Paloma Pedrero es sin duda una de las voces más personales de la dramaturgia española de las últimas décadas. Desde el estreno en 1985 de La llamada de Lauren..., no ha dejado de publicar y estrenar, dentro y fuera de nuestras fronteras. Situada en lo que podemos llamar realismo de nuevo cuño (algunos críticos han hablado de “realismo poético de corte urbano”, Liz Perales, El Cultural, 31-X-99), Paloma Pedrero ha creado un universo teatral intimista, casi podríamos decir existencial, si despojamos a esa palabra de sus connotaciones religiosas y filosóficas. Lo que más llama la atención de su ya considerable obra es la entraña humana de sus personajes, la mirada femenina -nunca feminista- comprensiva, indulgente y de acendrado lirismo desde la que explora sus conflictos más íntimos, siempre despojada de cualquier resto de victimismo o de sentimentalismo. Beligerante con los convencionalismos, su teatro es un duro alegato contra la hipocresía y contra el egoísmo que gobierna las relaciones humanas, contra la frivolidad y contra la insolidaridad. Sus personajes son con frecuencia seres desclasados, desarraigados, marginales (como el boxeador sonado o el torero retirado de Invierno de luna alegre o la entrañable troupe de Magia café), seres acosados por la soledad o por la derrota (como Juan, de Una estrella); otras veces son hombres o mujeres comunes sorprendidos en un momento particularmente crítico de sus existencias, momentos en que la búsqueda del núcleo de su identidad personal se hace más perentoria, lacerante incluso, porque, con frecuencia, esa búsqueda choca con la incomprensión del otro, (del amigo, o amiga, o de la pareja, o de los progenitores) o con su afán de dominio, o porque está en juego su libertad. Por eso adivinamos en ellos un indomable espíritu de rebeldía y de afirmación personal.
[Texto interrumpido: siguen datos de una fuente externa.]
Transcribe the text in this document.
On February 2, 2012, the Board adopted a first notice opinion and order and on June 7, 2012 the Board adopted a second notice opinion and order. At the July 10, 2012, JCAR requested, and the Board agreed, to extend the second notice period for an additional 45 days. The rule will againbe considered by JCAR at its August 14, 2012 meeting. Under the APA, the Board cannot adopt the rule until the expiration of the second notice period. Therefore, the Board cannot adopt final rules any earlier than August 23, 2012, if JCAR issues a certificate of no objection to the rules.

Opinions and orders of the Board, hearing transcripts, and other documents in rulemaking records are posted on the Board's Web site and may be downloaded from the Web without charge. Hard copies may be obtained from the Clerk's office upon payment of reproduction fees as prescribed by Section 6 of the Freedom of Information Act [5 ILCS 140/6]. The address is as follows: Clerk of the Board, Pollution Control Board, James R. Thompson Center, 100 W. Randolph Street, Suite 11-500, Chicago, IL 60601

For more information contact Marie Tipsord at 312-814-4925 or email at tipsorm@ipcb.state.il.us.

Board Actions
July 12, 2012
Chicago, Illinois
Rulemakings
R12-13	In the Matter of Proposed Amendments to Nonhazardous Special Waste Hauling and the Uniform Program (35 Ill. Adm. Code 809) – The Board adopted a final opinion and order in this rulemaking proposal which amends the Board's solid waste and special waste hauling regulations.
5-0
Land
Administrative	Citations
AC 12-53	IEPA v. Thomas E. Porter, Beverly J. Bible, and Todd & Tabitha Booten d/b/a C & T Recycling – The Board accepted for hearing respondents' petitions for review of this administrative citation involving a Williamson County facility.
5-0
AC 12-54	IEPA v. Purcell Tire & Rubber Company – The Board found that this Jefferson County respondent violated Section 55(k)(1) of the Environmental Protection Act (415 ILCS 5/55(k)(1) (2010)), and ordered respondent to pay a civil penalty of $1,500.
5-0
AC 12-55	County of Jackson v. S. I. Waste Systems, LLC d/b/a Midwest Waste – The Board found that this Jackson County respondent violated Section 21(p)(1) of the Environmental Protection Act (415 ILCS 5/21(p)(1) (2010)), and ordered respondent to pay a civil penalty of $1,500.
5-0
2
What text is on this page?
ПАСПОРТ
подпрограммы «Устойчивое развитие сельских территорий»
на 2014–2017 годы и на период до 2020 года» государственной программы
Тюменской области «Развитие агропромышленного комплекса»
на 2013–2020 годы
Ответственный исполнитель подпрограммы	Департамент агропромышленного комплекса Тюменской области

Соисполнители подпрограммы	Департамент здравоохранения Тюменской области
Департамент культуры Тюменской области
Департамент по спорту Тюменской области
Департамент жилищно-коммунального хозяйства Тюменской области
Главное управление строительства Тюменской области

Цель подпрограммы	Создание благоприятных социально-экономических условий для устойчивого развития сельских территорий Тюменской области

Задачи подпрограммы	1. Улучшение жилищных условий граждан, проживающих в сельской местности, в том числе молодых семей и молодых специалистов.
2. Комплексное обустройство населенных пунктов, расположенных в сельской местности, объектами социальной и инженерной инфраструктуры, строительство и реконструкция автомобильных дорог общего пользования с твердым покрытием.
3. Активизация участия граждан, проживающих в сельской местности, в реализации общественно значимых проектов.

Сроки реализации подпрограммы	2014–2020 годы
En el caso de la obra que nos ocupa, ese “momento crítico” al que aludíamos arriba es particularmente doloroso y traumático pues los personajes se van a enfrentar a la prueba suprema, a la irrupción repentina de la muerte en sus vidas a consecuencia de un bárbaro atentado terrorista. El hecho de que sean tres mujeres, la madre, la esposa y la amante de la víctima las protagonistas de la obra permite a la autora contemplar el suceso desde perspectivas complementarias que enriquecen el conflicto, lo intensifican incluso, en la situación de abandono que presentimos para la madre y ante la expectativa de que la esposa pueda confirmar, en tan terribles circunstancias, las sospechas sobre la infidelidad de su marido.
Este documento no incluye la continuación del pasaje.